Hedy Lamarr, billed as Hedy Kiesler at the time, was only eighteen when she starred in Gustav Machatý’s film Extase (1933). Significant as an early progenitor of Poetic Realism, Extase has become best known for its infamous sequence of a wholly nude Lamarr bathing in a pond and pursuing her horse through a forest. Nevertheless, Extase represents Machatý at the peak of his powers and remains an affecting cinematic experience.

Extase moves to a rhythm set by Giuseppe Becce’s saccharine orchestral score. With the exception of those half-dozen scenes with dialogue, Extase is essentially a silent film. As Becce’s music pulls the tender heart strings of the viewer Machatý serves up sensual images of desire. The vast open sky of the countryside represents a youthful freedom while bees and flowers signify intercourse and horses represent lust. Every cut in the picture’s montage coincides with the movements of the music and offers a variety of images that break down Machatý’s picturesque tableaus into a series of suggestive details.

The ebb and flow of these visual and auditory rhythms is only ever interrupted by scenes with dialogue. In these moments Machatý must curb the freedom of his camera and, by extension, his use of montage. Although Machatý becomes more adept at disguising these aesthetic shifts as Extase plays on it remains generally disruptive.

The plot of Extase is brilliantly simple and economical. It begins with Eva’s (Lamarr) marriage to the much older Emil (Zvonimir Rogoz). Over the course of two amazing sequences Machatý suggests all of their differences that lead to the inevitable divorce. Once living with her father again, Eva accidentally meets and falls in love with a rugged engineer named Adam (Aribert Mog). When Emil attempts to woo Eva back only to discover her affair with Adam he takes his own life. Unable to live with this guilt, Eva leaves Adam and disappears only to have his child.

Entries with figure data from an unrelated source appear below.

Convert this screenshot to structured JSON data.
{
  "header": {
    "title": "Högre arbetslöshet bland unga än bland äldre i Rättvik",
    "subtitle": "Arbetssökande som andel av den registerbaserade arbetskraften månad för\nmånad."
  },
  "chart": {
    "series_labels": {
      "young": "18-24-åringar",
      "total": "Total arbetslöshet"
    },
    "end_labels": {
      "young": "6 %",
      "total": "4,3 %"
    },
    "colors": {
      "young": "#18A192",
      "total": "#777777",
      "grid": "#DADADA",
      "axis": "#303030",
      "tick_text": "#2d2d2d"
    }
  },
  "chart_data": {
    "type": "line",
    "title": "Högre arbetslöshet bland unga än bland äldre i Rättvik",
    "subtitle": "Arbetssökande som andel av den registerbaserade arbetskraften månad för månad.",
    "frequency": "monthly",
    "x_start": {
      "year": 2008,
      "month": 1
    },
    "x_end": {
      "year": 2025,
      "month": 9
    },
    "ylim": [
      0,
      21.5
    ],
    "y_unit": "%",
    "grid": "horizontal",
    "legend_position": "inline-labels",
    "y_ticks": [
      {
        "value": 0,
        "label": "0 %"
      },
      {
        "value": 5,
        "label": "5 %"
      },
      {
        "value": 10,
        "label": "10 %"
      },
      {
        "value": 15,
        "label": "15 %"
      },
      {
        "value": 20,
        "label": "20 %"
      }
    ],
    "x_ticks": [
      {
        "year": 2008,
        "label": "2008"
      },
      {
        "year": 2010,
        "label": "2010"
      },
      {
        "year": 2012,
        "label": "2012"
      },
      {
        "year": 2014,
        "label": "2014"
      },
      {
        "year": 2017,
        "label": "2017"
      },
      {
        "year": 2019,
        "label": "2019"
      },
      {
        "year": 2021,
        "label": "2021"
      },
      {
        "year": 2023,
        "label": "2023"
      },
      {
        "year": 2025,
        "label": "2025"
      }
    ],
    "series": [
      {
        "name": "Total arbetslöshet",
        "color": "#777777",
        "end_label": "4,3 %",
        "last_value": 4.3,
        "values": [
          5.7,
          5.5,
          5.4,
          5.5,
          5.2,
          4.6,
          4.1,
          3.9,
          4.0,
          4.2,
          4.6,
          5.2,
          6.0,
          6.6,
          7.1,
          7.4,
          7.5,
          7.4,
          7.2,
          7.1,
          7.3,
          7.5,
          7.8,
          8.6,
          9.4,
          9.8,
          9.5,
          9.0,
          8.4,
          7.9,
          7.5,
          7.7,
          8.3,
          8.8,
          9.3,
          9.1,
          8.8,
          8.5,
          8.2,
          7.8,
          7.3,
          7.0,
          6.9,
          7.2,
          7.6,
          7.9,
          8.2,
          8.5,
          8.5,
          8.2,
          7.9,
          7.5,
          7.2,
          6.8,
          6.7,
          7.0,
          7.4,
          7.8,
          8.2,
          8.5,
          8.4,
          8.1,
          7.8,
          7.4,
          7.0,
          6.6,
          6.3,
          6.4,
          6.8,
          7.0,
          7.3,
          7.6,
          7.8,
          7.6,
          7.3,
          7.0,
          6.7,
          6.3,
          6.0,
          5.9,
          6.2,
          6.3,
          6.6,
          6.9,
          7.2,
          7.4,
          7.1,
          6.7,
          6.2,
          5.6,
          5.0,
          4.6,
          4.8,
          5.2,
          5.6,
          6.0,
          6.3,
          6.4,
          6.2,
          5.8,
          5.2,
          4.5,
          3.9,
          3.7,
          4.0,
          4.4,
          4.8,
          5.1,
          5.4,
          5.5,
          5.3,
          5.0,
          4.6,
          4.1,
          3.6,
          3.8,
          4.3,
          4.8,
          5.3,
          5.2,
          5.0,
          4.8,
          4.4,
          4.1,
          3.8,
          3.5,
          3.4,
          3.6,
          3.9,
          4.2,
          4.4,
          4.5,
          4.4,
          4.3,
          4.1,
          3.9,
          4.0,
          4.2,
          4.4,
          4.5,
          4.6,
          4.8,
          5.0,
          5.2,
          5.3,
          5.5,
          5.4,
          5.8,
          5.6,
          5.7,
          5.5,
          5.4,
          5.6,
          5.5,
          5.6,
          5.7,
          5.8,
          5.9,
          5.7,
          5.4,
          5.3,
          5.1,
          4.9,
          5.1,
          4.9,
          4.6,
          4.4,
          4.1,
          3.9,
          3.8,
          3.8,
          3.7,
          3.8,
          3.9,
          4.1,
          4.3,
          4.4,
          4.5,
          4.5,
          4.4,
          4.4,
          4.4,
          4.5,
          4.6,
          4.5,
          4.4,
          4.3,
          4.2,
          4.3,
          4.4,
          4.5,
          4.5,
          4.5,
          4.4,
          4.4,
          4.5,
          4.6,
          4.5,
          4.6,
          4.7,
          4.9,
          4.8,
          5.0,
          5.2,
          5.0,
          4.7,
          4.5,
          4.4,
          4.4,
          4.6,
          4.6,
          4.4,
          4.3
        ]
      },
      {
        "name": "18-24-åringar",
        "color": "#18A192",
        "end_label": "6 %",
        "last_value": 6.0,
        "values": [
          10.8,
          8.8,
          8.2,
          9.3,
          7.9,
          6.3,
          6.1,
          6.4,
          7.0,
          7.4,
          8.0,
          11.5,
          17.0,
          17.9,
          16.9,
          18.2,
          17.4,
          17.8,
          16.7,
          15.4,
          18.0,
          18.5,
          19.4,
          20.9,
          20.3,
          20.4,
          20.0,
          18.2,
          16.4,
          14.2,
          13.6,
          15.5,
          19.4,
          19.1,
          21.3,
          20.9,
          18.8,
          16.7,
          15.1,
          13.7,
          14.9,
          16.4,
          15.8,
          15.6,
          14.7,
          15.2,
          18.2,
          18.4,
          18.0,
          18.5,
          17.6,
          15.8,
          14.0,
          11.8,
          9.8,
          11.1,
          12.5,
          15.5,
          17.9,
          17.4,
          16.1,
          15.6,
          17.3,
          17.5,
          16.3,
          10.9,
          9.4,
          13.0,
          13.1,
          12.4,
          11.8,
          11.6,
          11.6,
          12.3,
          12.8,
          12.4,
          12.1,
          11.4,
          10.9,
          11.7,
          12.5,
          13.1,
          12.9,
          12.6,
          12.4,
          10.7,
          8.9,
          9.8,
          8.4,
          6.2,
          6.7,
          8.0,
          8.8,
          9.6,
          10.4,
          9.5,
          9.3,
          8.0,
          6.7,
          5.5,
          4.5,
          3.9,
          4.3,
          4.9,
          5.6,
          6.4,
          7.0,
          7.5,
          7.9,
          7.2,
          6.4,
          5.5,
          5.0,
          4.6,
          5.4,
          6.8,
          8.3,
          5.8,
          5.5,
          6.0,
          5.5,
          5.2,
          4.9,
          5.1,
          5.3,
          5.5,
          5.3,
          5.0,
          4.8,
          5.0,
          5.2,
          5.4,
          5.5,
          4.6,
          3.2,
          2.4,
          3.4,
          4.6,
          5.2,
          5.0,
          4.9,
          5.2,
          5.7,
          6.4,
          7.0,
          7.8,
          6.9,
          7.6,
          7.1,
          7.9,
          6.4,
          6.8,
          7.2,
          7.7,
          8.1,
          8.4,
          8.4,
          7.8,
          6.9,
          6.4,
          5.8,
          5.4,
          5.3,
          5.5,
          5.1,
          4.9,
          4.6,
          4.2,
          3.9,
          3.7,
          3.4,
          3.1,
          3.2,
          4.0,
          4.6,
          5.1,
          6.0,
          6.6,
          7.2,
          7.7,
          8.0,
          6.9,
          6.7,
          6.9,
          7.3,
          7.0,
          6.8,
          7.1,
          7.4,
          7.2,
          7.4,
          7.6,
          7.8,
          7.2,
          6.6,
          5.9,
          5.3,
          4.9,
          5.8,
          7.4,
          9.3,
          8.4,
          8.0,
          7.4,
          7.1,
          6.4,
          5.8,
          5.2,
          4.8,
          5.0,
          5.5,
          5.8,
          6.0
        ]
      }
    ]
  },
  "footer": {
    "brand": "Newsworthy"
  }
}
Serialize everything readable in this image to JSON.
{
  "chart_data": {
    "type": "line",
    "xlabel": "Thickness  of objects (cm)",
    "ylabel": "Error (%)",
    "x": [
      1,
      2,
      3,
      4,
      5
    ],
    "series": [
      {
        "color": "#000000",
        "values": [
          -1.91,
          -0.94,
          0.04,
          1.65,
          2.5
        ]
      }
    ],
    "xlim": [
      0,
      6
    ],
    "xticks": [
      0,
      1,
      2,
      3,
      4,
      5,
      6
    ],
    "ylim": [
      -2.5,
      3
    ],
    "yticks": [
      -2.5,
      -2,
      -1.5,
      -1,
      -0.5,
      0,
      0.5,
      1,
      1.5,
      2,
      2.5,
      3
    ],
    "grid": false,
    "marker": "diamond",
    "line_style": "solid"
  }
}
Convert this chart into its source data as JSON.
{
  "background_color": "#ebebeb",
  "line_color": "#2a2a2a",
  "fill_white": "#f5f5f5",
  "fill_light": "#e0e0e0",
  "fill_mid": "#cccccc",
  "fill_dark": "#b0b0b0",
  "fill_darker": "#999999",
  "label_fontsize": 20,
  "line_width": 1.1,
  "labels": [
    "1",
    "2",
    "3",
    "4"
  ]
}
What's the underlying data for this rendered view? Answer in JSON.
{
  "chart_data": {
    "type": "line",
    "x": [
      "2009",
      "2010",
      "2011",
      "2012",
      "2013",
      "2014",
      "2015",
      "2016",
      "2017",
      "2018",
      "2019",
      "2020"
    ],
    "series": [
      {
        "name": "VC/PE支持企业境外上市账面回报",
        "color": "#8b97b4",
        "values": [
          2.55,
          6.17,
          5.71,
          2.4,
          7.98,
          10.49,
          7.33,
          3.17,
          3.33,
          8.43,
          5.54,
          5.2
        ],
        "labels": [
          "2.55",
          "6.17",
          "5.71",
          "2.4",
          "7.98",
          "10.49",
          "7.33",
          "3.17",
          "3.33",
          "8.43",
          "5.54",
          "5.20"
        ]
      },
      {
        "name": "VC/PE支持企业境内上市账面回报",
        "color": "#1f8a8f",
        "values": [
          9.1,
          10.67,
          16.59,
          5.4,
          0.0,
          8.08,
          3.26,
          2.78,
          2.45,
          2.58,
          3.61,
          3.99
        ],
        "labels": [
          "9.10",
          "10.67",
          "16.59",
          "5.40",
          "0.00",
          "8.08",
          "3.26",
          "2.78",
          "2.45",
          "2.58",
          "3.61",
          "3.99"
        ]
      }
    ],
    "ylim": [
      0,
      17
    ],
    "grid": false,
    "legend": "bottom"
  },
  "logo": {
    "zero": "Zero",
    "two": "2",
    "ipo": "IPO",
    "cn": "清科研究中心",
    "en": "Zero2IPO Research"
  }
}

The plot of Extase is very much rooted in late nineteenth century realism. Of course there’s the obligatory socialist propaganda shoehorned in, but it’s really Machatý’s strong sense of stylization that gives Extase a very modern feel. This fusion of expressionistic devices with the tradition of literary realism is essential to the development of Poetic Realism. What Machatý does with Extase is to tell the story almost entirely with images alone that are reflective not of any character’s point of view, only his own.